Marcos Rumolli em 12/08/2013 10:55:28
sou musico, ja toquei muito na noite e nunca nenhum vizinho reclamou do meu som, nem o vizinho q deu parte do musico anterior no Master Cultura Bar. A questão é simples: não fazer som alto. Na foto aparece esse rapaz musico baterista, em q a bateria dele não tem nenhum abafamento. Pra evitar problemas com vizinhos (q com razão reclamam pois tem direito d dormir após as 22), basta colocar panos e pedaços e cobertores sobre a bateria e pratos. Noutro dia o Miguelito tb tava ensaiando sem nenhum abafador sobre a bateria e cobria os outros instrumentos dos outros músicos e só se ouvia bem a bateria. Eu alertei, não sei se meu conselho vai render frutos. Se ninguém seguir meu conselho vai cada vez mais acabar o trabalho pra músicos na noite, talvez saia 1 proibição total d musica na noite.
 
maestroney portela em 12/08/2013 10:54:11
SÓ AQUI EM CAMPO GRANDE MESMO,NADA PODE A PREFEITURA VIVE COMO URUBUS EM CIMA DE QUEM TRABALHA E NÓS CIDADÃOS É QUE PAGAMOS O PATO ...CADA DIA QUE PASSA CAMPO GRANDE ESTÁ MAIS SEM GRAÇA..E OUTRA COISA QUEM NÃO GOSTA DE BARULHO MUDE-SE PARA O MATO..E AINDA FALAM QUE VIVEMOS EM UM PAÍS DEMOCRÁTICO..NÃO SEI ONDE!!!
 
CLEIDE SALENTIM DOS SANTOS em 12/08/2013 10:43:45
Parabéns Rafael Santos!! Isso mesmo.
É muito fácil, pra mim, sair da minha casa e ir para um lugar bacana com musica, grito, pessoas falando alto e na hora que eu quero descansar vou pra casa. A quilômetros dali. Muito fácil mesmo.
 
André Péricles em 12/08/2013 10:38:43
Na verdade é a maneira mais fácil do "Sistema"cortar o problema. Já que não são capazes de resolver problemas de segurança, tentam eliminar a possibilidade de criar o problema.

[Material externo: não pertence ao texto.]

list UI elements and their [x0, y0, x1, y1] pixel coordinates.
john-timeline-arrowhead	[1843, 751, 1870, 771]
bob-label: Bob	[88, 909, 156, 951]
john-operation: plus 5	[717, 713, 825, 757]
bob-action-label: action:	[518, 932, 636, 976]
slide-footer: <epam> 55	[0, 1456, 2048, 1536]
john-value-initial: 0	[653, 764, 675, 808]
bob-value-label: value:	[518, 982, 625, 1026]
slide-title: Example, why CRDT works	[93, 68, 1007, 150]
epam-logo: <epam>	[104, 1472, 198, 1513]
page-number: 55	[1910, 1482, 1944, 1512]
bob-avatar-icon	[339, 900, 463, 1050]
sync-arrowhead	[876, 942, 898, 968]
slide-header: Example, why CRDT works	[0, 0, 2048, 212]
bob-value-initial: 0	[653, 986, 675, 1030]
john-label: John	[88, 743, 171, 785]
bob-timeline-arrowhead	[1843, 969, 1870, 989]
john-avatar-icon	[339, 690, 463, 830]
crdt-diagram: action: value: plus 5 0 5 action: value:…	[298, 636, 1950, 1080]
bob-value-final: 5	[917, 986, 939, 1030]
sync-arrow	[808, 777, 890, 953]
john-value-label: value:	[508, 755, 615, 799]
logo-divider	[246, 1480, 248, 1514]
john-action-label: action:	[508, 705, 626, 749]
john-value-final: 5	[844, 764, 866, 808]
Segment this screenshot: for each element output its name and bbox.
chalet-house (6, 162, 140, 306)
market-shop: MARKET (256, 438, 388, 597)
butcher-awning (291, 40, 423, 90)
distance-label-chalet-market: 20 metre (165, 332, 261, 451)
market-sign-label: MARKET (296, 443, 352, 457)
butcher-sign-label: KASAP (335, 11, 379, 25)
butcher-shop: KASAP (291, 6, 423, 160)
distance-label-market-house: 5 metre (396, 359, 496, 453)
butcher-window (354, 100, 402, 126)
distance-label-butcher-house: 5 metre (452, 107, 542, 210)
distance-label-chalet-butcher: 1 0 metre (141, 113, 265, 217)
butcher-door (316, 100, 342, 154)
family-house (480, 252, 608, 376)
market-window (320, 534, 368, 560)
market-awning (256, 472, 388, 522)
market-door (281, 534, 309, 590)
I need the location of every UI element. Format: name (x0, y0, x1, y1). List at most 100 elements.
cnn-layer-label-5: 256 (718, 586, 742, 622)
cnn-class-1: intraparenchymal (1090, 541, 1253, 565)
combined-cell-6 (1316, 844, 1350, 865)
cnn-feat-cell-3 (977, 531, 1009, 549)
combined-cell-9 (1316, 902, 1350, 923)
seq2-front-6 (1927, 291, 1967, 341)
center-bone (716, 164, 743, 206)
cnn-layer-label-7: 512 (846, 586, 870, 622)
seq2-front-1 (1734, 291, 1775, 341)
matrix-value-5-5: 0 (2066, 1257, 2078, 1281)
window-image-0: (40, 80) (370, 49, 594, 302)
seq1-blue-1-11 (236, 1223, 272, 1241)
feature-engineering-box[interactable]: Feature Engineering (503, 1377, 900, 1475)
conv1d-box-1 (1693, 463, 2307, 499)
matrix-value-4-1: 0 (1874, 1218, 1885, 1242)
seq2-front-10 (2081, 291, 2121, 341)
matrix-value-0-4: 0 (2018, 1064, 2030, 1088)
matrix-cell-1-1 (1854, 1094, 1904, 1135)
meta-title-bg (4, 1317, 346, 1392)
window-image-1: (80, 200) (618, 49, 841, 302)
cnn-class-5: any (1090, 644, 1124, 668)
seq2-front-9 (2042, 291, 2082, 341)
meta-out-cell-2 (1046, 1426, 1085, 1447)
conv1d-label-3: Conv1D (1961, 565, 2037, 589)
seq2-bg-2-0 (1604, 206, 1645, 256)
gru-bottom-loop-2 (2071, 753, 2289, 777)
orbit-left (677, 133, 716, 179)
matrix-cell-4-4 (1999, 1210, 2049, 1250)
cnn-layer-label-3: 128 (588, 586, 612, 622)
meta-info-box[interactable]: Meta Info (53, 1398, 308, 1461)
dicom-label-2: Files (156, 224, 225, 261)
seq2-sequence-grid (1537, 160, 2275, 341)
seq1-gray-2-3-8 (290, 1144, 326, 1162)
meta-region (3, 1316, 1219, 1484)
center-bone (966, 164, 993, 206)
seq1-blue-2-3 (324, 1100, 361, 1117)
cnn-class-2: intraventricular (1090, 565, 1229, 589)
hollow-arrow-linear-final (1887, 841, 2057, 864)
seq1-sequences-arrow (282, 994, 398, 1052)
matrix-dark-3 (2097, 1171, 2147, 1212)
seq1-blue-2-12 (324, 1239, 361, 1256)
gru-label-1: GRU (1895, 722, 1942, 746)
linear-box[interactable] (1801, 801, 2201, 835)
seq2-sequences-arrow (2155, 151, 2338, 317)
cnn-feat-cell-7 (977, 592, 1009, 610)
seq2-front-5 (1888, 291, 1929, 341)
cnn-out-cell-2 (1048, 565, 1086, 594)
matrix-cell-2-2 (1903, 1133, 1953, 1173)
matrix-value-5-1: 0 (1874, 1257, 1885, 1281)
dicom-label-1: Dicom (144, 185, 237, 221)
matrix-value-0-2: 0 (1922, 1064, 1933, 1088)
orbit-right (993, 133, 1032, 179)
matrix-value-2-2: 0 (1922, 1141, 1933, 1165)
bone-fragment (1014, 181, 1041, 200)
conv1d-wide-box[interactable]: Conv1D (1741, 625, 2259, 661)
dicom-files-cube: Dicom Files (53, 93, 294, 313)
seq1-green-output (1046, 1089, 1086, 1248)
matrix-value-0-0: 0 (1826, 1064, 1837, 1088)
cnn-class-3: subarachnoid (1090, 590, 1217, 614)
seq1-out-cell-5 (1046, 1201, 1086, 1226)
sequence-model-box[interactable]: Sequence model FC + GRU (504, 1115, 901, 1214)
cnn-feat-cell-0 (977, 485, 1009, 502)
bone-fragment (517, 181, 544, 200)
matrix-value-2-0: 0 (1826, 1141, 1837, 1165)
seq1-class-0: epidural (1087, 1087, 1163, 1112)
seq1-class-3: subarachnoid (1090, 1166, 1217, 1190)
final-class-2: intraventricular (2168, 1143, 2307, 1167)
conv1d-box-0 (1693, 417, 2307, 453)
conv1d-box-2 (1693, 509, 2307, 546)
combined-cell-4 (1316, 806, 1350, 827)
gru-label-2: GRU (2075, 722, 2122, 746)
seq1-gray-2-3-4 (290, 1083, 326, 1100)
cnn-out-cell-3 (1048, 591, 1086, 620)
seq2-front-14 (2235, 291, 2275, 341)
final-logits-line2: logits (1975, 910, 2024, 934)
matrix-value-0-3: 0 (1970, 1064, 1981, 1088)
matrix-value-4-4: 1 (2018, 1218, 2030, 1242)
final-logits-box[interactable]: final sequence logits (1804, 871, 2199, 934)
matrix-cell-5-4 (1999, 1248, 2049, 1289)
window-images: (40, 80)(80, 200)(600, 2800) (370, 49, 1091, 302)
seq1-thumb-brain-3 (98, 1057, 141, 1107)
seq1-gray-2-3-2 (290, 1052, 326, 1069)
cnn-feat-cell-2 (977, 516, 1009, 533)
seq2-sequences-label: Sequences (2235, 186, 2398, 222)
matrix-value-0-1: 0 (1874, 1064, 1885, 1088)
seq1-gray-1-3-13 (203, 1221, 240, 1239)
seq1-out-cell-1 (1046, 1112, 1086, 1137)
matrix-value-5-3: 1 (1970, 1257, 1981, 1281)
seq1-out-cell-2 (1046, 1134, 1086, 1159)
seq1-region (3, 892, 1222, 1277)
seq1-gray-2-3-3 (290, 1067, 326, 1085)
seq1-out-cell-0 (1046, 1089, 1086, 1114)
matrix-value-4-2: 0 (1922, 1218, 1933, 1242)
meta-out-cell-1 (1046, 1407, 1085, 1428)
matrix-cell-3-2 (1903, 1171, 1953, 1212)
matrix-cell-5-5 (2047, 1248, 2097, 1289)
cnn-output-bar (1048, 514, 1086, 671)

Podar a população é mais fácil.
Seria como controlar o problema populacional deixando as pessoas estéreis. Só que nesse caso, é culturalmente estéril.
 
Fabiano Pontes em 12/08/2013 10:38:30
O problema é uma questão de educação da população. As pessoas vão ao bar não só para ouvir uma boa música, mas para "tagarelar" em voz alta, sem a menor educação para com os artistas, que estão ali para que se deliciem com uma boa música. Para compensar isso, os músicos fazem uso de amplificadores potentes e acabam incomodando os vizinhos. Música de "barzinho", é para ser acústico e não amplificada. O que teria que haver, são intervalos, para uma boa conversa com os amigos, para por em dia os assuntos. ai os músicos que estão reclamando da falta de "espaço" vão ter que melhorar seus repertórios e tocar música de verdade e haveria uma peneirada geral e só ficariam os artistas de verdade. Utopia, é claro, mas sonhar não custa.
 
Gilberto Ozuna em 12/08/2013 10:34:05
Só defende o barulho quem não tem um ao lado ou perto da sua casa. Barulho na casa do vizinho pode né, quero ver se for ao lado da sua casa, ninguém quer, pois na hora do descanso de qualquer um, todo mundo quer silêncio. Como disse o proprietário, são muitas exigências para atender, ou seja, eles não querem gastar em isolamento acústico, não querem cumprir a lei, só querem o lucro, a bagunça, então não tem que ter barulho. Bairro residencial não é para ter barulho. Se fosse bom os vizinhos não reclamavam. Hoje em dia as pessoas saem cada vez mais tarde de casa, depois da uma da manhã, e vai até o dia amanhecer, e o direito de quem quer dormir? de quem não quer aquela farra com gente bêbada, carros barulhentos, gritaria? Defender baderna não tem justificativa.